Analysis of Sleeping Beauty
Is it right to bring a baby into this terrible world?
The Oedipal Mother in a South Park Episode
The Positive Mother Gives Birth to the Hero
The Failed Hero Story vs The Successful (Freud vs Jung)
The overprotective mother or ‘how not to raise a child’
Reference:
[1] Hillman, J. Abandoning the Child, in Mythic Figures, Vol 6. Uniform Edition
Notes:
[2] There are a number of variations on the hero theme, as detailed by Joseph Campbell in his book The Hero With a Thousand Faces. Campbell wasn’t a Jungian, and he was suspicious of many Jungian dogmas: “I’m not a Jungian! As far as interpreting myths, Jung gives me the best clues I’ve got. But I’m much more interested in diffusion and relationships historically than Jung was, so that the Jungians think of me as a kind of questionable person.” [An Open Life: Joseph Campbell in conversation with Michael Toms].
When referring to the hero archetype as servant of “The Great Mother” I’m referring exclusively to the classical Jungian understanding of that term, and to Jordan Peterson’s reliance on same. The hero archetype in Jung’s writings is intimately bound up with the mother archetype (a man being a hero for mother / or fighting against the dragon mother, etc), a position that can be contrasted with Campbell’s focus which held that a hero’s journey need not imply mother whatsoever. For further reference, Jung’s mother-tied definition of the hero – ‘Mother’s Hero’ – is laid out in his Symbols of Transformation.

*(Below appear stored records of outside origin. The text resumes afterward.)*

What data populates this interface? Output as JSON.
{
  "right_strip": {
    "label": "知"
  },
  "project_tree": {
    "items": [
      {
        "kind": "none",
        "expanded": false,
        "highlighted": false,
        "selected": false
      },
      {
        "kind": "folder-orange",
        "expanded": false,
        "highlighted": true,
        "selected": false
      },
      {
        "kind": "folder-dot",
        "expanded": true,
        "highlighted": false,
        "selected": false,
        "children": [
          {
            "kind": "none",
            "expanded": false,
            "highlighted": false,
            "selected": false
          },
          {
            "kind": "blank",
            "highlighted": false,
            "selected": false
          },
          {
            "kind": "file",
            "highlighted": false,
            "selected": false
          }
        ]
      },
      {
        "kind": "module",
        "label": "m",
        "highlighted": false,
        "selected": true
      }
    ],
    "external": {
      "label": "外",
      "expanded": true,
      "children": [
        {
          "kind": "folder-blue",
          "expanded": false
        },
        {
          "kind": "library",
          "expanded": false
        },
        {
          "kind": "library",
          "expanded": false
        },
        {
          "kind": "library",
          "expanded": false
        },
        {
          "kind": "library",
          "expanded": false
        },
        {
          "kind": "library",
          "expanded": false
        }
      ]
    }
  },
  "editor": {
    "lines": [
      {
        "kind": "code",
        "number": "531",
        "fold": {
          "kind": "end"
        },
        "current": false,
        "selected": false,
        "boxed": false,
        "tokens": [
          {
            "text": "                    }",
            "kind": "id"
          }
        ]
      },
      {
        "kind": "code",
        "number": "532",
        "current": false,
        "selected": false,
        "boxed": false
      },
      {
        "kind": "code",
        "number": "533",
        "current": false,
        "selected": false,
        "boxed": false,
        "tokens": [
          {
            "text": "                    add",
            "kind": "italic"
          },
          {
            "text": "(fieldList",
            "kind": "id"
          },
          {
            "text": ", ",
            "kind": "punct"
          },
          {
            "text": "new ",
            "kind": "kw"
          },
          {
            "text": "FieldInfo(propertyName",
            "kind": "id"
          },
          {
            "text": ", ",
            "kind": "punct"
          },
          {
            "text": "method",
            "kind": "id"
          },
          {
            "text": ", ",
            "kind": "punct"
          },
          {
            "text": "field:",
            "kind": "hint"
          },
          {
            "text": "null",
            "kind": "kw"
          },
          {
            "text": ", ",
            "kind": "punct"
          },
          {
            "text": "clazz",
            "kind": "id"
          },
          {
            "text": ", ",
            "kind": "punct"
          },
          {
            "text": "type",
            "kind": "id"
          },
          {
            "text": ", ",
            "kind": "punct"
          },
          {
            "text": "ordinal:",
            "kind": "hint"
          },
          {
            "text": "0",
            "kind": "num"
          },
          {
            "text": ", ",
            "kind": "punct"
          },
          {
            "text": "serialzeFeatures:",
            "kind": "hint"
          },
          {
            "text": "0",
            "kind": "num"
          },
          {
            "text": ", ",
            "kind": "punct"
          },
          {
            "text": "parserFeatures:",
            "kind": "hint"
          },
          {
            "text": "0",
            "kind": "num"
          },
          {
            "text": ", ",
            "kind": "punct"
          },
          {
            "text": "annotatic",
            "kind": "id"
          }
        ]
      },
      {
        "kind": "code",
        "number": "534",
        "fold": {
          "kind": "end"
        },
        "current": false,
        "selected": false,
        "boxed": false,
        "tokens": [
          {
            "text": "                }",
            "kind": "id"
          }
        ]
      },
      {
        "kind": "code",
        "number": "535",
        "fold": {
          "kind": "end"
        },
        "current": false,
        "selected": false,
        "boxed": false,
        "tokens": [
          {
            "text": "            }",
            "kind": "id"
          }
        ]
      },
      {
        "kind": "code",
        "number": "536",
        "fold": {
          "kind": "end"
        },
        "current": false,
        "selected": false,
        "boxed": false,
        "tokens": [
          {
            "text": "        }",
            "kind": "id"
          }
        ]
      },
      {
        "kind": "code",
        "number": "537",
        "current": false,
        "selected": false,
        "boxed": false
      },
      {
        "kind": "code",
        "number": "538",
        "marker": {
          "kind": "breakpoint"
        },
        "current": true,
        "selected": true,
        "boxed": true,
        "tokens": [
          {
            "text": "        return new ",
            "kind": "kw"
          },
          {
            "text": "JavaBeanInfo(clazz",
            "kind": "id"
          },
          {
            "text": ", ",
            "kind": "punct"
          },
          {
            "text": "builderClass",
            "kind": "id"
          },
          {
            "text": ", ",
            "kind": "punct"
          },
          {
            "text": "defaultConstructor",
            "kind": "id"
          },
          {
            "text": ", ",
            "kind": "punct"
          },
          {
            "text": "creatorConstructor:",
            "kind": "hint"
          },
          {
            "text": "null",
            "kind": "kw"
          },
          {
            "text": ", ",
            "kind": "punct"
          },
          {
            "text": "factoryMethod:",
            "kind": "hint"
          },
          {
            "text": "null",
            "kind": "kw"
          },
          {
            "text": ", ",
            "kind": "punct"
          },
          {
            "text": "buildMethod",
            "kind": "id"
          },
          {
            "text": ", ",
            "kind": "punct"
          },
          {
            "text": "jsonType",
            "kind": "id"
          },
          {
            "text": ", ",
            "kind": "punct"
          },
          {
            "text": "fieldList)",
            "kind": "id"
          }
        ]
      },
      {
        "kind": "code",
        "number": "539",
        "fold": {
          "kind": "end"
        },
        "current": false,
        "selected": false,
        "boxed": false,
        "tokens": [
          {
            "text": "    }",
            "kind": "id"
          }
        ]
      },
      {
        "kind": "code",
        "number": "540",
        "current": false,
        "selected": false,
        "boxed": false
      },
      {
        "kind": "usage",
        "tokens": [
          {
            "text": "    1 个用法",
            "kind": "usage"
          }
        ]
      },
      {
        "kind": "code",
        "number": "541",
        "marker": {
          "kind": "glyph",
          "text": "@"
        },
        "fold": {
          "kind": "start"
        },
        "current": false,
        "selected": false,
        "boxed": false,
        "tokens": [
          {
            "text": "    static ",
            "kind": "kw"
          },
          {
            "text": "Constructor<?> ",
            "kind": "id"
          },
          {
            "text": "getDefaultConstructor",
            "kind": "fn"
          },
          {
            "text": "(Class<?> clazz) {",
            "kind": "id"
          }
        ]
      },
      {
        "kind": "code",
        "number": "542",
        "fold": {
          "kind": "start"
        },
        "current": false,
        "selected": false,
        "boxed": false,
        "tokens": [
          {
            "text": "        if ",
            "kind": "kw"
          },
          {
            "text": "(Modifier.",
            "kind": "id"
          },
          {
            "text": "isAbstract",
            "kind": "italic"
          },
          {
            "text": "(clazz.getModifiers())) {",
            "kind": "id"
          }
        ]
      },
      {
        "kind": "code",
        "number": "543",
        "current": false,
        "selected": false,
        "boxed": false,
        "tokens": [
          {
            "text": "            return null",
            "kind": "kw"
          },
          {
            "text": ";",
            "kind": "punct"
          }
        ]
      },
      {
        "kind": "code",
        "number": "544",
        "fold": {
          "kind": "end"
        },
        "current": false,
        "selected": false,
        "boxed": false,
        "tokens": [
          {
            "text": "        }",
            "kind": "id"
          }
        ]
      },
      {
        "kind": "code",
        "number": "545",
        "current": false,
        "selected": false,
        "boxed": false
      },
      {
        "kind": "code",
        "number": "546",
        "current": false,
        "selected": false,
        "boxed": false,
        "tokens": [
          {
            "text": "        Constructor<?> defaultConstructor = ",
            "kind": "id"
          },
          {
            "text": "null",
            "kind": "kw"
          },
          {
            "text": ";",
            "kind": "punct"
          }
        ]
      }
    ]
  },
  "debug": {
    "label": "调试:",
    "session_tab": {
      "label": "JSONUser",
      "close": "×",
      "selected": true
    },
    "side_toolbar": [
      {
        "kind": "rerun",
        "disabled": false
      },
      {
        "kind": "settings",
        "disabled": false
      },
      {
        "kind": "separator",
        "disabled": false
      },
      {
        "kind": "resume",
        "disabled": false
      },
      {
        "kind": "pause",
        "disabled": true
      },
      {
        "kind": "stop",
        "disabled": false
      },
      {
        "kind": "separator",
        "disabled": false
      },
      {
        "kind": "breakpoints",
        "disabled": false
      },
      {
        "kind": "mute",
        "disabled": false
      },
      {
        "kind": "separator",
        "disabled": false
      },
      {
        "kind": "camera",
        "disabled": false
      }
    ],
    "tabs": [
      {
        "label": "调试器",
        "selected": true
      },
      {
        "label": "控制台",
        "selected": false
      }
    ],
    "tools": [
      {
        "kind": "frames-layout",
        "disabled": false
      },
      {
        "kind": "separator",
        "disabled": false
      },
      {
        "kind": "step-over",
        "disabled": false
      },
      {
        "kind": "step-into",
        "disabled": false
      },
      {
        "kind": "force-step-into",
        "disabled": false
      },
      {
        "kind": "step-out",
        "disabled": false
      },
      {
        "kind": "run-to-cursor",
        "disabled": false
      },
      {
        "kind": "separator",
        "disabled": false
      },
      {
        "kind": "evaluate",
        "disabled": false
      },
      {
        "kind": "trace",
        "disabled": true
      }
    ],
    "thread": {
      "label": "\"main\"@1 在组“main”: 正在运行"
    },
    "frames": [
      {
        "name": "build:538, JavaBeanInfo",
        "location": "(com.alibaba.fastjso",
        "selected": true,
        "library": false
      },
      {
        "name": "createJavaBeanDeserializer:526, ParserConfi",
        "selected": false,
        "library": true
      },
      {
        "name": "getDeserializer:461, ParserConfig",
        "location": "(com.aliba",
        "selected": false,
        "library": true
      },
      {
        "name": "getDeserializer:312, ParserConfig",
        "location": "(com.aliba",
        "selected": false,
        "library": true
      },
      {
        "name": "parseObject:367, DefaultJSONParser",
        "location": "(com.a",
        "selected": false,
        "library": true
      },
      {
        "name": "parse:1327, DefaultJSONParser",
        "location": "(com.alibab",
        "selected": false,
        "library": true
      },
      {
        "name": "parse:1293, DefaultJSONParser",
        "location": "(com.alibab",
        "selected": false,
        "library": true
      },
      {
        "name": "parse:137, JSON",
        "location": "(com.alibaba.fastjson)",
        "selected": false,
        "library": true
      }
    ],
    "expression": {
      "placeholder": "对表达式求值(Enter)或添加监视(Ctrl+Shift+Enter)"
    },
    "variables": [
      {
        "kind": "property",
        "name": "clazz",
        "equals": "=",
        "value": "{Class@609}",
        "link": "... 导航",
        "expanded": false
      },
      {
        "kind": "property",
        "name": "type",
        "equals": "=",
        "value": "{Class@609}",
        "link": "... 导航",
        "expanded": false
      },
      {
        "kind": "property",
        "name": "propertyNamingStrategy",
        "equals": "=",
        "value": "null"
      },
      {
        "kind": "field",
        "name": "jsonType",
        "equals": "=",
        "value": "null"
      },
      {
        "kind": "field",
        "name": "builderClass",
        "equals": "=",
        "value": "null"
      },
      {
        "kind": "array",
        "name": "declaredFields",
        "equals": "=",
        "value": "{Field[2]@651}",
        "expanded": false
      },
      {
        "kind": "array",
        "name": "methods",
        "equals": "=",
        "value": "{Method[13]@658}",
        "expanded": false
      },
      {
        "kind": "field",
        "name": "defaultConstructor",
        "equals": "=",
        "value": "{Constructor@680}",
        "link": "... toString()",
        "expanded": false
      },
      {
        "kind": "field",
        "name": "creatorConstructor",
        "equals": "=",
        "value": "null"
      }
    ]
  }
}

Regarding Campbell’s position, one poster on the Peterson facebook page helpfully clarified it like this; “The hero’s journey as described by Joseph Campbell begins by ‘Separation,’ the departure from the status quo. To me this personally I associate this to stepping out of and leaving the gynocentric view of the status quo.” This is a correct assessment of Campbell’s position, and it points to a true stepping off into the unknown, into a more gutsy hero’s journey as compared with stepping out into the world as ‘mother’s hero’ to do her bidding. As Campbell characterized it, the true hero journey entails leaving the mother-world behind and seeking atonement with the father.
See also: Jordan Peterson’s Map For Oedipal Men
Anyone interested in more harmful Goddess ideologies should check out “Sanctifying Misandry”
https://www.amazon.com/Sanctifying-Misandry-Goddess-Ideology-Fall-ebook/dp/B00CS5BQG2
Are you familiar with the video in which Peterson states some women aren’t fit to become mothers?
Yes I’ve heard him rail an non-maternal, irresponsible women, and also telling career women they may be making a mistake by neglecting thier maternal potential.
Would be nice if he could catch up with the true spirit of jungian psychology, and of ancient religions and the many non-maternal goddesses they worshipped, to learn that many women are not called to be mothers. That’s the intent of the above article.
Yes I’ve seen it. Unfortunately he limits the “unfit” discussion when in today’s environment of extreme gynocentric narcissism he should be placing a much stronger accent on that, instead of the need to “grow up” and get married.
While I agree that not all women have a calling to be mothers there is little as far as I can see in today’s western society that values motherhood through different life stages, or of strong feminine qualities. It seems that the female “archetype” today is to be male in many respects, and the male is rather invisible and not acknowledged except for the empty feminist rhetoric and narrative, and male leaders who have progressed through mainstream western machinery. Individuals, male and female, stumble there way , but there seems nothing that speaks of authentic value. While I am not familiar with the poly archetypes, I think humanity needs some archetypes to unite on and I don’t think the emphasising the many archetypes would achieve this. Perhaps it requires some universal metaphor-principals like the Ying and Yang for example that can be applied to different situations.
The articles extension of what Peterson brings to the table is enlightening and informative but in a strange way it seems to emphasise the individualism and relativism that is characteristic of today.